Layer 1 blockchains have been at the forefront of securing spectacular gains for investors ever since Ethereum launched at $0.31. Projects such as Solana, Cardano, and BNB have all gone on to secure enormous gains. Yes, even at current prices, Solana is still significantly higher than its ICO price, which is $0.22. An important note to those utilizing CoinGecko and other similar metric-based sites. CoinGecko will only record and document price action from the time they begin tracking the asset.
Solana, for instance, is recorded as having an all-time low of $0.50 on CoinGecko. However, that is not the lowest price the asset has ever traded. From what I can tell, Solana has never traded below its ICO price of $0.22, which is significantly lower than that recorded on CoinGecko. At the end of the day, many of these blockchains have performed phenomenally well over a fairly short time frame. There are however a number of challenges that lie ahead for layer 1 blockchains.
As I have recently mentioned, I am not really interested in Ethereum as a future investment opportunity. I had a good run with ETH, and too many “issues” have managed to deter me altogether. Centralization is one of the many concerns that I have in regard to Ethereum. However, this is not an issue only pertaining to ETH. This is often part and parcel of the ICO launch.
The majority of ICO launches see much of the circulating supply being handed off to the founders, devs, and treasury. This automatically creates a centralization issue right from the start. Premines are somewhat unethical in my opinion. This is one of the reasons why I love Ravencoin so much. Eventually, the market will realize that this blockchain operates on a set of principles that are far above its competitors. This will likely happen when many layer 1s get hit by the SEC. You can quote me on this one!

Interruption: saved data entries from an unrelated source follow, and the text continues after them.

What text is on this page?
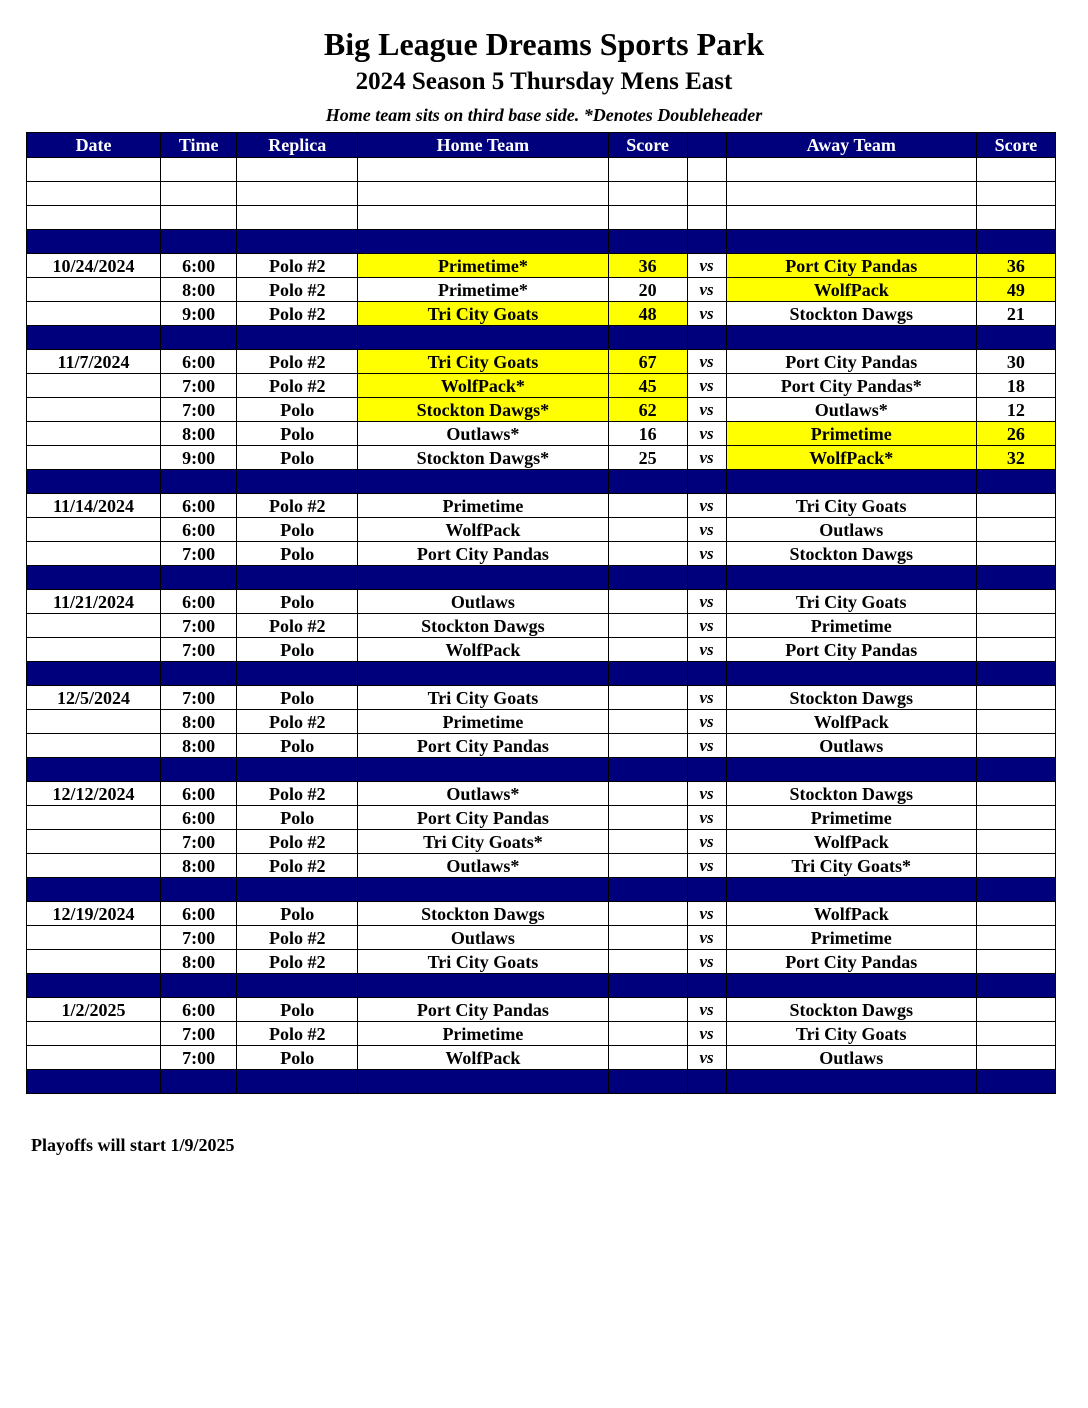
Big League Dreams Sports Park
2024 Season 5 Thursday Mens East
Home team sits on third base side. *Denotes Doubleheader
Date	Time	Replica	Home Team	Score		Away Team	Score

10/24/2024	6:00	Polo #2	Primetime*	36	vs	Port City Pandas	36
	8:00	Polo #2	Primetime*	20	vs	WolfPack	49
	9:00	Polo #2	Tri City Goats	48	vs	Stockton Dawgs	21

11/7/2024	6:00	Polo #2	Tri City Goats	67	vs	Port City Pandas	30
	7:00	Polo #2	WolfPack*	45	vs	Port City Pandas*	18
	7:00	Polo	Stockton Dawgs*	62	vs	Outlaws*	12
	8:00	Polo	Outlaws*	16	vs	Primetime	26
	9:00	Polo	Stockton Dawgs*	25	vs	WolfPack*	32

11/14/2024	6:00	Polo #2	Primetime		vs	Tri City Goats	
	6:00	Polo	WolfPack		vs	Outlaws	
	7:00	Polo	Port City Pandas		vs	Stockton Dawgs	

11/21/2024	6:00	Polo	Outlaws		vs	Tri City Goats	
	7:00	Polo #2	Stockton Dawgs		vs	Primetime	
	7:00	Polo	WolfPack		vs	Port City Pandas	

12/5/2024	7:00	Polo	Tri City Goats		vs	Stockton Dawgs	
	8:00	Polo #2	Primetime		vs	WolfPack	
	8:00	Polo	Port City Pandas		vs	Outlaws	

12/12/2024	6:00	Polo #2	Outlaws*		vs	Stockton Dawgs	
	6:00	Polo	Port City Pandas		vs	Primetime	
	7:00	Polo #2	Tri City Goats*		vs	WolfPack	
	8:00	Polo #2	Outlaws*		vs	Tri City Goats*	

12/19/2024	6:00	Polo	Stockton Dawgs		vs	WolfPack	
	7:00	Polo #2	Outlaws		vs	Primetime	
	8:00	Polo #2	Tri City Goats		vs	Port City Pandas	

1/2/2025	6:00	Polo	Port City Pandas		vs	Stockton Dawgs	
	7:00	Polo #2	Primetime		vs	Tri City Goats	
	7:00	Polo	WolfPack		vs	Outlaws	

Playoffs will start 1/9/2025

VC backing and node centralization is yet another arm of this terrible monster. From the point of a medium-term trade, I guess one can risk it. However, coins to hold over the long term need to have certain aspects that will protect them from the inevitable scrutiny that is coming. It’s just a matter of time. A strong level of decentralization is important and should be part of an investor’s checklist, in my opinion.
The Security Issue
This has been haunting the Crypto space for some time now, and I am guessing it won’t be long now. The FTX debacle has obviously accelerated this aspect of regulation. FTX has left a lot of egg on a lot of politicians’ faces. There will most likely be an exaggerated move in an attempt to appear proactive and concerned. I guess this is where the under-the-radar projects have a bit of an edge. Setting an example usually implies that the top dogs take the knock.
I would expect BNB and other layer 1s to get hit first. I somehow think that Ethereum’s relationship with the WEF might act as a shield, at least in the short term. One also doesn’t know how the market will respond to such an event. Remember, every bull trap has been driven by retail investors. What happens if they surrender to the fear, uncertainty, and doubt? Markets often knee-jerk in such conditions.
This can sometimes create great buying opportunities. However, that is provided there is a bounce generated by renewed investor confidence. EOS has never really recovered from its “SEC moment”. It is difficult to discern how the market will respond.
These are real concerns, and could ultimately alter the course of many layer 1 blockchains. I think one has to weigh up the risks together with the potential returns, in order to establish if the risk/reward ratio still makes sense. As I said, I averaged approximately 40X on ETH. I know I am not going to get that again, at least not in a single cycle. That is another reason why I am out of ETH. The risk/reward is no longer attractive to me.